Brady Corp (NYSE: BRC) closed at $82.75 on September 4, 2025, gaining 6.5%, and traded at $83.38 pre-market on September 5th.
The rise followed strong Q4 results for the period ended July 31. The company reported adjusted earnings of $1.26 per share, up 5.9% from last year and above Wall Street’s $1.24 consensus. Reported EPS came in lower at $1.04, reflecting facility closure costs.
Revenue climbed 15.7% to $397.28 million, surpassing expectations of $386.87 million. Organic sales rose 2.4%, while acquisitions contributed 11.3%. Net income for the quarter reached $49.88 million.

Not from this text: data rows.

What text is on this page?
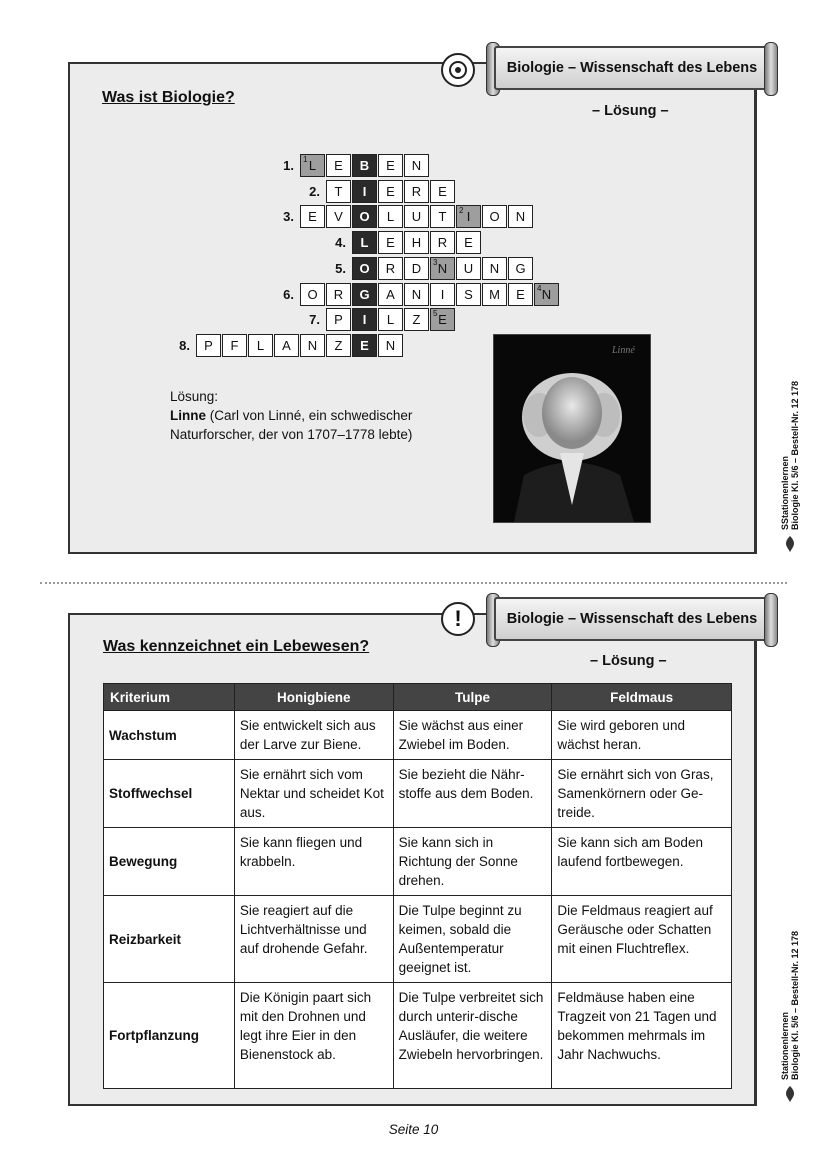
Biologie – Wissenschaft des Lebens
Was ist Biologie?
– Lösung –
1. 1 L	E	B	E	N
2.	T	I	E	R	E
3.	E	V	O	L	U	T	2 I	O	N
4.	L	E	H	R	E
5.	O	R	D	3 N	U	N	G
6.	O	R	G	A	N	I	S	M	E	4 N
7.	P	I	L	Z	5 E
8.	P	F	L	A	N	Z	E	N
Lösung:
Linne (Carl von Linné, ein schwedischer
Naturforscher, der von 1707–1778 lebte)
Linné
SStationenlernen
Biologie Kl. 5/6 – Bestell-Nr. 12 178
Biologie – Wissenschaft des Lebens
!
Was kennzeichnet ein Lebewesen?
– Lösung –
Kriterium	Honigbiene	Tulpe	Feldmaus
Wachstum	Sie entwickelt sich aus der Larve zur Biene.	Sie wächst aus einer Zwiebel im Boden.	Sie wird geboren und wächst heran.
Stoffwechsel	Sie ernährt sich vom Nektar und scheidet Kot aus.	Sie bezieht die Nähr-stoffe aus dem Boden.	Sie ernährt sich von Gras, Samenkörnern oder Ge-treide.
Bewegung	Sie kann fliegen und krabbeln.	Sie kann sich in Richtung der Sonne drehen.	Sie kann sich am Boden laufend fortbewegen.
Reizbarkeit	Sie reagiert auf die Lichtverhältnisse und auf drohende Gefahr.	Die Tulpe beginnt zu keimen, sobald die Außentemperatur geeignet ist.	Die Feldmaus reagiert auf Geräusche oder Schatten mit einen Fluchtreflex.
Fortpflanzung	Die Königin paart sich mit den Drohnen und legt ihre Eier in den Bienenstock ab.	Die Tulpe verbreitet sich durch unterir-dische Ausläufer, die weitere Zwiebeln hervorbringen.	Feldmäuse haben eine Tragzeit von 21 Tagen und bekommen mehrmals im Jahr Nachwuchs.	Stationenlernen
Biologie Kl. 5/6 – Bestell-Nr. 12 178
Seite 10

Regional and Product Performance
The Americas and Asia delivered organic sales growth of 4.8% and 4.3% respectively, led by strong demand for wire identification products. Europe and Australia faced macroeconomic headwinds, with sales declining 1.3%.
Gross margin slipped to 50.4% from 51.6% a year ago, pressured by facility closure and reorganization expenses totaling $8.9 million. SG&A expenses grew to $117.9 million, or 29.7% of sales, compared to 27.2% in the prior year.

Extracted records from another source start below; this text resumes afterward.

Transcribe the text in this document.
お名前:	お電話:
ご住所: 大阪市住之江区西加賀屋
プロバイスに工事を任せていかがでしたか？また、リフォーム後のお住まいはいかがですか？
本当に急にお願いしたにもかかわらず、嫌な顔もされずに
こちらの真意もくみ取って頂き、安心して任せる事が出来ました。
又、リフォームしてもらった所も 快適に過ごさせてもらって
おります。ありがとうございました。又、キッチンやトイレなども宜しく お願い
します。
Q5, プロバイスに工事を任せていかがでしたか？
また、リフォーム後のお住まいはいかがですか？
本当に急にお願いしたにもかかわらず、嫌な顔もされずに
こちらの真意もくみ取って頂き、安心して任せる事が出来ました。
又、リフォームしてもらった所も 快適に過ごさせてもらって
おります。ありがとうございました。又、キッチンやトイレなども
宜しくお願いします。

Investments and Shareholder Returns
Brady increased R&D spending by 31% to $23.1 million in Q4, or 5.8% of sales, highlighting a strategic push into innovation. For the year, nearly $80 million was allocated to R&D, representing 5.3% of total sales.
The company continued rewarding shareholders, repurchasing 257,000 shares worth $17.7 million and declaring its 40th consecutive year of dividend increases. In total, $96 million was returned to shareholders through dividends and buybacks.

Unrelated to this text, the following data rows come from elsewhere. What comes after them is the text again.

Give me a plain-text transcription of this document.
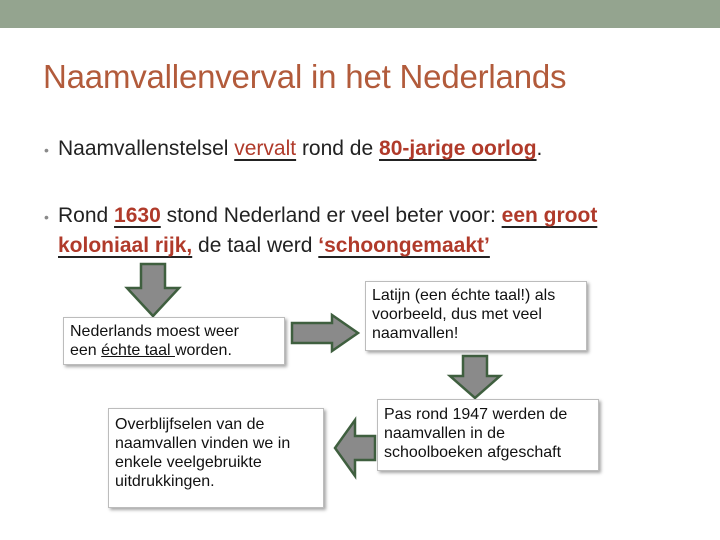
Naamvallenverval in het Nederlands
• Naamvallenstelsel vervalt rond de 80-jarige oorlog.
• Rond 1630 stond Nederland er veel beter voor: een groot koloniaal rijk, de taal werd ‘schoongemaakt’
Nederlands moest weer
een échte taal worden.
Latijn (een échte taal!) als
voorbeeld, dus met veel
naamvallen!
Overblijfselen van de
naamvallen vinden we in
enkele veelgebruikte
uitdrukkingen.
Pas rond 1947 werden de
naamvallen in de
schoolboeken afgeschaft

Cash Flow and Balance Sheet
Operating cash flow fell to $58.3 million from $84 million in the prior year, while free cash flow declined to $49.4 million from $73.2 million. The company attributed the drop to inventory buildup and restructuring costs. Brady ended the quarter with a net cash position of $74.6 million, providing financial flexibility despite near-term challenges.
Outlook for Fiscal 2026
For fiscal 2026, Brady projected GAAP EPS between $4.55 and $4.85, with adjusted EPS expected in the range of $4.85 to $5.15. However, management warned of potential $8 million to $12 million in tariff impacts that could pressure profitability.
Analysts remain optimistic, with a “strong buy” consensus and a 12-month price target of $87. Shares have risen 13.2% year-to-date, outpacing the S&P 500’s 10.6% return. Long-term, Brady’s consistent dividend growth and investment in innovation support its resilience, even as global headwinds persist.